Escrevo à luz de um recente decreto do governo de São Paulo que liberou a entrada de assistentes pessoais de alunos com deficiências severas dentro das salas de aula da rede estadual de ensino. O tal auxiliar tem de ser bancado pelos responsáveis do estudante ou ser ele o próprio parente, em bom dialeto tupiniquim, a mãe.

Em uma sala de aula, uma mulher de roupa escura está agachada em frente a um garoto em uma cadeira de rodas
Estudante com deficiência recebe apoio de profissional na Emef Irineu Marinho, em São Paulo (27.ago.21) - Danilo Verpa/Folhapress

Nos meandros da heterodoxa decisão, a alegação que o poder público é lento em cumprir a lei, que já determina a presença de um profissional que zele por demandas específicas de alguns alunos, e também a preocupação de pais em darem aos filhos a atenção adequada, bem lavada, passada e engomada.

De fato, há volume de queixas em torno de crianças com deficiência sem a devida atenção no ambiente escolar, mas a solução caseira para a questão é matar o mensageiro, é uma afronta ao que se entende como educação pública, como educação inclusiva e como direitos da pessoa com deficiência.

Levar a casa para dentro da escola reduz a chance da construção de autonomia, seja ela como for, mesmo que na indicação, com o piscar dos olhos, de que o João quer ir ao banheiro.

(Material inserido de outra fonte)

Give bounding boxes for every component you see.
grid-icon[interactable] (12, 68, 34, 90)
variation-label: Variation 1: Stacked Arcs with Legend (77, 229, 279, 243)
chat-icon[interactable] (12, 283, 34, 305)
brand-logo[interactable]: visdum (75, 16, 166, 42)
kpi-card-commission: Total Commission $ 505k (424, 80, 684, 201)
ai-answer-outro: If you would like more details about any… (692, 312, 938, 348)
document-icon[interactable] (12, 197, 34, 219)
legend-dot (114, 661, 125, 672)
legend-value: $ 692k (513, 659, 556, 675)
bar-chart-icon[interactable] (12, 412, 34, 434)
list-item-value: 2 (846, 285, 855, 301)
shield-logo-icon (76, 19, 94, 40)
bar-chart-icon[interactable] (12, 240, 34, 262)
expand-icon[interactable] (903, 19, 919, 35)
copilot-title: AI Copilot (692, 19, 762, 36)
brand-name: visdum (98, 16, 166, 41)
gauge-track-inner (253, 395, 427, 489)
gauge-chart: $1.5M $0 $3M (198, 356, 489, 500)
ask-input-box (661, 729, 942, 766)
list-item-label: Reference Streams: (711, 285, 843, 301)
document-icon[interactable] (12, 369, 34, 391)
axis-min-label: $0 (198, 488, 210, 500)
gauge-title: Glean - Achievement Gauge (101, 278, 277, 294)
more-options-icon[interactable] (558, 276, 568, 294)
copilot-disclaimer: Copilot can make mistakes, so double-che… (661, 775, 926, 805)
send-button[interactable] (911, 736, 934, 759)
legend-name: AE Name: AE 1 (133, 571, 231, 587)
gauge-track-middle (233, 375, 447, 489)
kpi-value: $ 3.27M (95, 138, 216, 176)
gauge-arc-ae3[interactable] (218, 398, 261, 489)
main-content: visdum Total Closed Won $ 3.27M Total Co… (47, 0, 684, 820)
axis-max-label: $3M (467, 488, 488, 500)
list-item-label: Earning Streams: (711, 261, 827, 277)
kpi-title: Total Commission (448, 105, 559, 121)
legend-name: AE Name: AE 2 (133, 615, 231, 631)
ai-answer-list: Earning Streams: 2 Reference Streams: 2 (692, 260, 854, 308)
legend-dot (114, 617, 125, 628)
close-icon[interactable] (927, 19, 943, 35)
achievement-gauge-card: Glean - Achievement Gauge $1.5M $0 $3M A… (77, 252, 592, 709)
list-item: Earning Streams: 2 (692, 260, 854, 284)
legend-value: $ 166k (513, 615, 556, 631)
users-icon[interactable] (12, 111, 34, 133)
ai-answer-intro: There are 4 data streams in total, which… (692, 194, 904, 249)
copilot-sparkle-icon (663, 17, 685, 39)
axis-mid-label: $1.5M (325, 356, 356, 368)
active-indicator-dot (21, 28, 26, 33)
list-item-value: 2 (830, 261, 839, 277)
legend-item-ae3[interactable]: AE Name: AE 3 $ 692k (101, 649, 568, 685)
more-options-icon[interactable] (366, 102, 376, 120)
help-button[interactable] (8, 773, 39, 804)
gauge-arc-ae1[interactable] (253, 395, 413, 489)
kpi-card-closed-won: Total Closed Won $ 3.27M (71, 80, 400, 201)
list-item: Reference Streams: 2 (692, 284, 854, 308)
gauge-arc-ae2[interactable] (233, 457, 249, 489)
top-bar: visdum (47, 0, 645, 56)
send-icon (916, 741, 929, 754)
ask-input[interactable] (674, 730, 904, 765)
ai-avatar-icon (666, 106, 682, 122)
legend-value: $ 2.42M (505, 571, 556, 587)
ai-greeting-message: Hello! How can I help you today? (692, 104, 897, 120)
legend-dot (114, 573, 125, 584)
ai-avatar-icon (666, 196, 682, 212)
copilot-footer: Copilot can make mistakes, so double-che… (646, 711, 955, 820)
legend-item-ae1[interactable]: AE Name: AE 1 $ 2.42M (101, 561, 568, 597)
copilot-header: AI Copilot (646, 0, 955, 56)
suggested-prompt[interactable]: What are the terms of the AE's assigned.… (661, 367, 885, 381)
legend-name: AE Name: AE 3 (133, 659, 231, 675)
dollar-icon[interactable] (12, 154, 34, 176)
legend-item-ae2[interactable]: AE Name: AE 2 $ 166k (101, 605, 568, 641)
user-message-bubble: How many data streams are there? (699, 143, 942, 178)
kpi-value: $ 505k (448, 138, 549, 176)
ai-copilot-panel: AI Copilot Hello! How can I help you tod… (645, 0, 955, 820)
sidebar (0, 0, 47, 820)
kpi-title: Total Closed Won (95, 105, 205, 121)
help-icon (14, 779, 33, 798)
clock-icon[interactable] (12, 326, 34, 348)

Desobriga e tira o sentido de envolvimento, da Maria, aluna sem deficiência, de ficar atenta às demandas de um colega com autismo e evoluir em suas percepções de vida. O cada um por si é um modelo fracassado e distante do mundo mais plural.

Esse ajudante caseiro, sem vínculo com a estrutura da escola, carrega em si "não me toques", receios de permitir o novo e de interagir com o novo e uma voz frequente dentro de sua cabeça: "preciso protegê-lo".

O decreto do governador Tarcísio tem poder de inflamar iniciativas que avaliam ser "necessário e muito melhor" encarcerar meninos e meninas com deficiência em locais "próprios para eles", onde serão zelados com muito carinho e nenhum contato com a re-a-li-da-de.

Tem poder de atrasar as demandas que pressionam os governos por melhores condições de inclusão dentro das escolas públicas, além de dar coragem às instituições particulares de acharem que tudo é responsabilidade da própria família.

Desde menino, escuto os outros falarem que sabem o que é o melhor para mim, mesmo eu não tendo um comprometimento intelectual e tendo desenvolvido uma ampla autonomia ao longo de minha vida em uma cadeira de rodas.

Isso demonstra que ver a pessoa com deficiência como um ser dependente é algo arraigado no coletivo e, fatalmente, dentro da maioria das famílias que, talvez, não consigam reparar que estão ocultando e anulando seus queridos. E isso não tem relação com o tipo de comprometimento e alcance de possibilidades.

É óbvio que existem condições humanas muito desafiadoras e que seja natural querer fazer o melhor para os que as carregam e apurar o olhar aos seus lamentos. Mas a batalha da diversidade é feita com transformações coletivas, não ao gosto do individual.